News piece for Materials Today from back in April – Vol. 16, No. 4. You can also see it in the shiny online issue of the magazine: http://digital.materialstoday.com/launch.aspx?referral=other&refresh=q02P1Na7Kr30&PBID=28728065-41ee-4ac6-90c0-c37a05ad0fa0&skip=
Suppressing Dendrite Growth Can Reduce Failure of Lithium Batteries
Scientists at Purdue University have demonstrated that it is possible to control dendritic growth in lithium, the main failure mechanism in lithium-ion batteries
The reliability of lithium-ion batteries came into sharp focus last year, when they were linked to fires on-board two Boeing aircraft. It has been suggested that battery failure, caused by an internal short circuit may have led to these fires. When lithium batteries are recharged, ions move through the electrolyte separating the battery’s two electrodes. This charge flow also draws material from the electrolyte and results in the formation of lithium dendrites on the positive electrode (anode) of the battery. These dendrites can grow so large that they span the distance between the electrodes; the moment the dendrite reaches the cathode, the battery fails. Prof R. Edwin García, a materials engineer at Purdue, describes a more worrying outcome: “If you have too much current going through the dendrites while the battery is being charged, the battery can catch fire.”
This had been thought to be an unavoidable characteristic of lithium batteries, the main limiting factor in their performance, and an obvious safety concern. But García’s team from Purdue have shown that, at least on paper, it is possible to control dendrite growth, leading to Li-ion batteries with improved performance and reliability. Their analytical theory may allow researchers to actively predict the early stages of dendrite formation.

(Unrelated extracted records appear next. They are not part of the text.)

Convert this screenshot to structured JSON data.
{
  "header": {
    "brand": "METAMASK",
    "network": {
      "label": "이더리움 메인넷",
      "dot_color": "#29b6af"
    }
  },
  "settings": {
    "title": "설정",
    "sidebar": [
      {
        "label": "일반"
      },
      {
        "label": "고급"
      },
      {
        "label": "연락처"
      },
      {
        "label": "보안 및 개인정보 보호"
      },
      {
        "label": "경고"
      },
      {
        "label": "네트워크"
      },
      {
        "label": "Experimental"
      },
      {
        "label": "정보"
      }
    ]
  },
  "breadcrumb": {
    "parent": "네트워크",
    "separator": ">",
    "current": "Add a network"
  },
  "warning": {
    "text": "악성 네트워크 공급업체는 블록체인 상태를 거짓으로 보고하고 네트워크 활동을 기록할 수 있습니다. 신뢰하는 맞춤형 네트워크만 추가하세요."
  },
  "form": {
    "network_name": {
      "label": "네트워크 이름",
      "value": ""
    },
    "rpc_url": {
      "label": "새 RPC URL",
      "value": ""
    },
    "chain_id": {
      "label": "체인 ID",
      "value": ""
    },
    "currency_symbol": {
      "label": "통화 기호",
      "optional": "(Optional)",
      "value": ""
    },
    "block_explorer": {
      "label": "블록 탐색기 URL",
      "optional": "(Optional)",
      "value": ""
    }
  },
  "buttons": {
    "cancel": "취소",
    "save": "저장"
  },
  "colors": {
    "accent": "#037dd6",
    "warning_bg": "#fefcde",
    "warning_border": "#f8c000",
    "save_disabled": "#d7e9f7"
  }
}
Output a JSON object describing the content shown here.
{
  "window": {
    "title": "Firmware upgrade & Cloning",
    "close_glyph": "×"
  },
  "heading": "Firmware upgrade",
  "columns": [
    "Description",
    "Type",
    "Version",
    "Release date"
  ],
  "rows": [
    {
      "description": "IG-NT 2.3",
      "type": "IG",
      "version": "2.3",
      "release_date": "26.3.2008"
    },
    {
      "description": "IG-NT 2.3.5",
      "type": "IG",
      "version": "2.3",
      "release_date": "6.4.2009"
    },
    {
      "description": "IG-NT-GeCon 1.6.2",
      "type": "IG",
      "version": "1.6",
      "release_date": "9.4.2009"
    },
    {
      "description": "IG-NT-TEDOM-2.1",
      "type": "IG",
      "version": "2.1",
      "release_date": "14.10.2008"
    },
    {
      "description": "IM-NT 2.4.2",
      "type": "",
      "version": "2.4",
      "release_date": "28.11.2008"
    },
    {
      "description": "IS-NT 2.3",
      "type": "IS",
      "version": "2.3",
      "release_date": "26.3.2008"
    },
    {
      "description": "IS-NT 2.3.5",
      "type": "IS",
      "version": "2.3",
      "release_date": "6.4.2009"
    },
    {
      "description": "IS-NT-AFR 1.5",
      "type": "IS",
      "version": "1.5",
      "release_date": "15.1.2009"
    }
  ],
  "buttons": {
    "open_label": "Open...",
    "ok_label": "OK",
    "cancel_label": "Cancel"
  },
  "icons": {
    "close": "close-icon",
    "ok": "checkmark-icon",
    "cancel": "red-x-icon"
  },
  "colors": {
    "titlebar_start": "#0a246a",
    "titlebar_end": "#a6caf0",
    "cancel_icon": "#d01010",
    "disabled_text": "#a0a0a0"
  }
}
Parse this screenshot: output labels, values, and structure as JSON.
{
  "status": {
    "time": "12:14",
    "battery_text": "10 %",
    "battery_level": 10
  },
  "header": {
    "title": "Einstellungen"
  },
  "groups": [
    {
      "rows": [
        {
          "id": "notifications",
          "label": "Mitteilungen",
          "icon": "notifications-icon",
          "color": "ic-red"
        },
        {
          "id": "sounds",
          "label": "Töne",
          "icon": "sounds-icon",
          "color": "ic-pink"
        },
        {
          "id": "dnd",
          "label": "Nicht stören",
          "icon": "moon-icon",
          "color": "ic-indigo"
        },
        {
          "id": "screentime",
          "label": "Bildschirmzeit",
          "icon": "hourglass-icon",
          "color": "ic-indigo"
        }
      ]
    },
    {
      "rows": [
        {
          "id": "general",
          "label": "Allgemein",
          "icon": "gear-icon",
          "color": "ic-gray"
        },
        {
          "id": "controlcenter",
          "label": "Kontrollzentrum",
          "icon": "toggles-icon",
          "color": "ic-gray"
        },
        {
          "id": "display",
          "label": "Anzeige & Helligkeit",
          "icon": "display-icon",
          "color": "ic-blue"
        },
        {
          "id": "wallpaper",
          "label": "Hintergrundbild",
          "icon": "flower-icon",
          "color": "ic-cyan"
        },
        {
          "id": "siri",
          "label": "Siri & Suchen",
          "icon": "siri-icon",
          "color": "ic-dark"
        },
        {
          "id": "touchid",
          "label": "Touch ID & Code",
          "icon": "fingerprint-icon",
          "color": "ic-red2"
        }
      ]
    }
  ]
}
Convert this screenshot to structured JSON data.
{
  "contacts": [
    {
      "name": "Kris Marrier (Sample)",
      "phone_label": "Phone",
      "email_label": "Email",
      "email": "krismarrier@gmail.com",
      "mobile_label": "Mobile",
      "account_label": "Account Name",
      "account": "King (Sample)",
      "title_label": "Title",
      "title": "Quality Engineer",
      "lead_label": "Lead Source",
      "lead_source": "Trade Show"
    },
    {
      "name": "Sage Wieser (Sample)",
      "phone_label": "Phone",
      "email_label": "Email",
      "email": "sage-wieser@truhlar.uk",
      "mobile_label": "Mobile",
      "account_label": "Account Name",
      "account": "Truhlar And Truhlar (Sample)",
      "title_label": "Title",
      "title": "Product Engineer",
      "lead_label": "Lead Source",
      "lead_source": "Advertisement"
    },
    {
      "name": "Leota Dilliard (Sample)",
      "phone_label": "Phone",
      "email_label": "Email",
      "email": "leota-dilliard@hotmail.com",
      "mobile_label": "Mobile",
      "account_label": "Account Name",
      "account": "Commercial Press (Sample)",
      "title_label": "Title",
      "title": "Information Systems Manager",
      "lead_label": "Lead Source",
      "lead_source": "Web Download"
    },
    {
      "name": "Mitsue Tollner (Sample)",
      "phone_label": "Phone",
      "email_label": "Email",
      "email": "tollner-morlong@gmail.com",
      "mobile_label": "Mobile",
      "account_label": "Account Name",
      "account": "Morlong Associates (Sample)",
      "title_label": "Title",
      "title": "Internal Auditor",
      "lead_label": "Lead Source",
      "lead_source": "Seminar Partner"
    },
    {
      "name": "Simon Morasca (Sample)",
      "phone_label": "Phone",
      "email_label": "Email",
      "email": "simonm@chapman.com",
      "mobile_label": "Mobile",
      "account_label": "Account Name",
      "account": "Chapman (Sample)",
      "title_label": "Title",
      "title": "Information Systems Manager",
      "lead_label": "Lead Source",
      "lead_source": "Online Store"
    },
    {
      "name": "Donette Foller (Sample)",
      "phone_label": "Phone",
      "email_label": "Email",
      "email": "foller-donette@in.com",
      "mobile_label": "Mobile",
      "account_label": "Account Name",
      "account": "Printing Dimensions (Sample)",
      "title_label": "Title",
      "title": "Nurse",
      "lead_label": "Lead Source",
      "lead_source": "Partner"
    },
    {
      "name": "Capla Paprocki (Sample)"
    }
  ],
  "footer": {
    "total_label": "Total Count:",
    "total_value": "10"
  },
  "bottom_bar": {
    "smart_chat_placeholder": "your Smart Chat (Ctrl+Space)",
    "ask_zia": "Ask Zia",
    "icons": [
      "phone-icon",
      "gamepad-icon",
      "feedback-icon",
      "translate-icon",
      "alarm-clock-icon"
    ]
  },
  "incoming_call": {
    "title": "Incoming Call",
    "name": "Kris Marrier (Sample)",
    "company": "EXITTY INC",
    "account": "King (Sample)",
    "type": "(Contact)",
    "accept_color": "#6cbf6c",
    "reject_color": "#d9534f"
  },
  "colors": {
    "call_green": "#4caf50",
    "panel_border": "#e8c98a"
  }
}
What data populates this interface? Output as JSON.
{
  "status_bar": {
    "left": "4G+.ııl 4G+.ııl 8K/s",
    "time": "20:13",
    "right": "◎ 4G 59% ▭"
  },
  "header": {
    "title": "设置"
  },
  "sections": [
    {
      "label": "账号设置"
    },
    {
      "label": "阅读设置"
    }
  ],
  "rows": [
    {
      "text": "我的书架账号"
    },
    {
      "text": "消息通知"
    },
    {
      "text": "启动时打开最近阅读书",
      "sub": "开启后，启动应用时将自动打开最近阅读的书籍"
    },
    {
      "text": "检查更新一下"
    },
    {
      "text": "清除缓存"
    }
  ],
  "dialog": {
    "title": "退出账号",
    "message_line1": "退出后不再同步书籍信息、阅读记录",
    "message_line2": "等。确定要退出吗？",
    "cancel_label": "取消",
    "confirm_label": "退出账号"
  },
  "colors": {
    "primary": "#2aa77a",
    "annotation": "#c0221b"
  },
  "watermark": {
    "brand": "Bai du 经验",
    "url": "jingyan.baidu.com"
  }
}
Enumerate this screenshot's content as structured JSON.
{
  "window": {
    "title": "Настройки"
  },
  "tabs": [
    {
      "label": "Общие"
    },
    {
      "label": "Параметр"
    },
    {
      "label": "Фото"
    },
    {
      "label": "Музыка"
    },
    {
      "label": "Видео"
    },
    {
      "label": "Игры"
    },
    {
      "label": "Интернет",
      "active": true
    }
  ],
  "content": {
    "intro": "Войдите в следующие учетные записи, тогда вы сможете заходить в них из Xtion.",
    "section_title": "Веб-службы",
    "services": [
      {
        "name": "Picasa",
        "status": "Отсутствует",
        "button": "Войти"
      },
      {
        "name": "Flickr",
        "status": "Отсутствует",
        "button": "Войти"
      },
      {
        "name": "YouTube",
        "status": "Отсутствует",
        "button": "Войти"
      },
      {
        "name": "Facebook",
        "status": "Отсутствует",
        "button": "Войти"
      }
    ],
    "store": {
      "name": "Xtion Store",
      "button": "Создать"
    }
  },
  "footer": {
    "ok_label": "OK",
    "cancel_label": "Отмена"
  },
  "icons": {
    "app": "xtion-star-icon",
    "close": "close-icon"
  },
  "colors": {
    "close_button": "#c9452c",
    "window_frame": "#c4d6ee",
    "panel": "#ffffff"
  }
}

The work, which appeared in the Journal of the Electrochemical Society, identified the various ways that lithium-ion batteries can fail during recharge, and suggested possible solutions to limit dendrite formation. For example, dendrites grow on very specific locations on the anode; one option may be to engineer the anode’s surface, so that instead of nucleating into beads (and then dendrites) the lithium wets the electrode surface evenly.
A potential outcome to this particular solution is a lithium battery that could charge in minutes rather than hours. Dendrites grow faster when exposed to the high voltages needed for fast recharging, which has limited the recharging speed of Li-ion batteries. Uniformly distributed lithium deposits may be less susceptible to these high voltages, so may finally make fast charging a reality.
This paper represents the first analytical approach to the issue of dendritic growth in lithium batteries, and if the suggestions are adapted by other research groups, may lead to a new generation of more reliable, safer Li-ion batteries.
Reference: Journal of the Electrochemical Society (2013) DOI: 0013-4651/2013/160(4)/A662/7/